To calculate the collector area necessary to raise the temperature of the water in the tank, we need to calculate the amount of energy required to heat the water and then determine the amount of solar energy incident on the collector.
First, let's determine the energy required to heat the water. The energy equation for heating a substance is given by:
Energy = mass × specific heat × temperature change
In this case, we have:
Mass of water = 440 L = 440 kg (since the density of water is 1.00 g/cm3)
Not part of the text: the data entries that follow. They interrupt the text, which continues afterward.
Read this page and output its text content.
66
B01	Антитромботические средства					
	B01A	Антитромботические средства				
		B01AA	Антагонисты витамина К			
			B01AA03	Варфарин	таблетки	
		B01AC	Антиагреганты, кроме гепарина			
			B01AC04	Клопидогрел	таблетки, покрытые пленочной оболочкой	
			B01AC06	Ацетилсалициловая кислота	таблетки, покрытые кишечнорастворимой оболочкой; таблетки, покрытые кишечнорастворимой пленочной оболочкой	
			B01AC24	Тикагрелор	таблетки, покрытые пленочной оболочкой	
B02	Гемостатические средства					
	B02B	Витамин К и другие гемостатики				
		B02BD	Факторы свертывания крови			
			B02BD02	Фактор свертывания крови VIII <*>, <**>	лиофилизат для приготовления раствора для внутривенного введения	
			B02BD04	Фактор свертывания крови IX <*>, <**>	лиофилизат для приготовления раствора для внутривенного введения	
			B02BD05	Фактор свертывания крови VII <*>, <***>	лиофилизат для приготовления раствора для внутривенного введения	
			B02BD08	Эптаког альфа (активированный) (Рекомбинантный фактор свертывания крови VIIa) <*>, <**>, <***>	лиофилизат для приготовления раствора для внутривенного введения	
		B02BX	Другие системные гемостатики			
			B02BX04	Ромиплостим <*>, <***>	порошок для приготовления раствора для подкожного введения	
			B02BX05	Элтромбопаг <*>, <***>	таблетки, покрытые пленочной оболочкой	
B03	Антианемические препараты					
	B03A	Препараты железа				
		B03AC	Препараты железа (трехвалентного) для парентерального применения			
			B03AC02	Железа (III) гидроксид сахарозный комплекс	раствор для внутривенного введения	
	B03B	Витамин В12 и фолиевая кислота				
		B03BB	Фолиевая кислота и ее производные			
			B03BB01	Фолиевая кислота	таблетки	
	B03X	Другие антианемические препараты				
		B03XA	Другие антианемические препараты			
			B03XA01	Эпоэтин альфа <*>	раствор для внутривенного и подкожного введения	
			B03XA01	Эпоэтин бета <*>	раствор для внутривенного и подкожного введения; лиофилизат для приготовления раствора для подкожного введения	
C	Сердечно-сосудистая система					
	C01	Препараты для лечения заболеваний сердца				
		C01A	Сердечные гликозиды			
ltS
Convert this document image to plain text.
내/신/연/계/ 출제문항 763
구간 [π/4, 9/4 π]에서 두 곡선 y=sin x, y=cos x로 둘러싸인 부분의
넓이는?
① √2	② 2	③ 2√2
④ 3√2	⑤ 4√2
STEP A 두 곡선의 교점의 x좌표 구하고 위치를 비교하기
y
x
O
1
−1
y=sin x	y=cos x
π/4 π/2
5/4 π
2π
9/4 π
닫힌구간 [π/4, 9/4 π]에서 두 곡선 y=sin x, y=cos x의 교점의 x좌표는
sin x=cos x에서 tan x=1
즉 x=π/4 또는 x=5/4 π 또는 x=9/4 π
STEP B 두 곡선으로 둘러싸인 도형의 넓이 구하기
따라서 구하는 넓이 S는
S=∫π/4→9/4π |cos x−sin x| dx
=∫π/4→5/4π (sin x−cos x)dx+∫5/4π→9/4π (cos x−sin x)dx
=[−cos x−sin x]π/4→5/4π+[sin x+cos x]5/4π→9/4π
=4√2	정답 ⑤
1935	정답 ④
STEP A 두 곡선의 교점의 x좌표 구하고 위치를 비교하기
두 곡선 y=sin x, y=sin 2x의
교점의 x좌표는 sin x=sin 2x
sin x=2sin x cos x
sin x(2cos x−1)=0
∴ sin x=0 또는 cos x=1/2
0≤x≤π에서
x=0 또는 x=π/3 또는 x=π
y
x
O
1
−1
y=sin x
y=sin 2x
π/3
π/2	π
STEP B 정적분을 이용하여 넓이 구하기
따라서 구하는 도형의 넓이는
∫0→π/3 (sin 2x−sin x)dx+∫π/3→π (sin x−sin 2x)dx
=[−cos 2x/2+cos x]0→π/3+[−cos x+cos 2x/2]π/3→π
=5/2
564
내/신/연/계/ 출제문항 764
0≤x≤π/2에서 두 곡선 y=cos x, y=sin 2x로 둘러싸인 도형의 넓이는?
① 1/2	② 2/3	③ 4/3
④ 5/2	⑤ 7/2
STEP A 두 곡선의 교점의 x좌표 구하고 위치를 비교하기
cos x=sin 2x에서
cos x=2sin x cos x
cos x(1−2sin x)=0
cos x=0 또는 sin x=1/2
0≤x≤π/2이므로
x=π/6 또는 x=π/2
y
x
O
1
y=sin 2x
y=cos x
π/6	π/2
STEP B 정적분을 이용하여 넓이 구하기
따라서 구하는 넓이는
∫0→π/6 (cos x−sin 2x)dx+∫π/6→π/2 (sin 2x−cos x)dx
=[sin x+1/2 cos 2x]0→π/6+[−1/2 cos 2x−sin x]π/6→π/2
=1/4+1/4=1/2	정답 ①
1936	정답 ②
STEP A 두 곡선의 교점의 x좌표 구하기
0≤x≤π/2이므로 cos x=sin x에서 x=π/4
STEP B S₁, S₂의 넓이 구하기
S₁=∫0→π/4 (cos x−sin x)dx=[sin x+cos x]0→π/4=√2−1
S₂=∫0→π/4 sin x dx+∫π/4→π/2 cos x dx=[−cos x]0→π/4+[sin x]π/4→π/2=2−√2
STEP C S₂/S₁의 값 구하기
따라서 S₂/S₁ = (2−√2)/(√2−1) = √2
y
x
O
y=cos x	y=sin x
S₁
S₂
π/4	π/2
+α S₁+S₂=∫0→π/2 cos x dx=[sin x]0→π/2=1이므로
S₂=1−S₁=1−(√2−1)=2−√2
Specific heat of water = 4186 J/kg·K
Temperature change = 36°C - 24°C = 12°C
Using the equation, we can compute the energy required:
Energy = 440 kg × 4186 J/kg·K × 12°C
Energy = 22,047,360 J
Next, let's determine the amount of solar energy incident on the collector. We have the intensity of incident sunlight, which is given as 610 W/m2. The time of exposure is 2.6 hours.
To calculate the energy incident on the collector, we multiply the intensity of sunlight by the collector area and the time of exposure:
Energy incident = intensity of sunlight × collector area × time of exposure
We know that the system efficiency is 15.0% or 0.15. Therefore, the energy incident on the collector is only 0.15 of the total solar energy incident on the system:
Energy incident on collector = efficiency × energy incident
We can rearrange the equation to solve for the required collector area:
Collector area = (energy required) / (efficiency × intensity of sunlight × time of exposure)
Substituting the values we calculated earlier:
Collector area = 22,047,360 J / (0.15 × 610 W/m2 × 2.6 hours)
Collector area = 22,047,360 J / (0.15 × 610 W/m2 × 2.6 hours) = 235.42 m2
Therefore, the collector area necessary to raise the temperature of 440 L of water from 24°C to 36°C in 2.6 hours is approximately 235.42 square meters.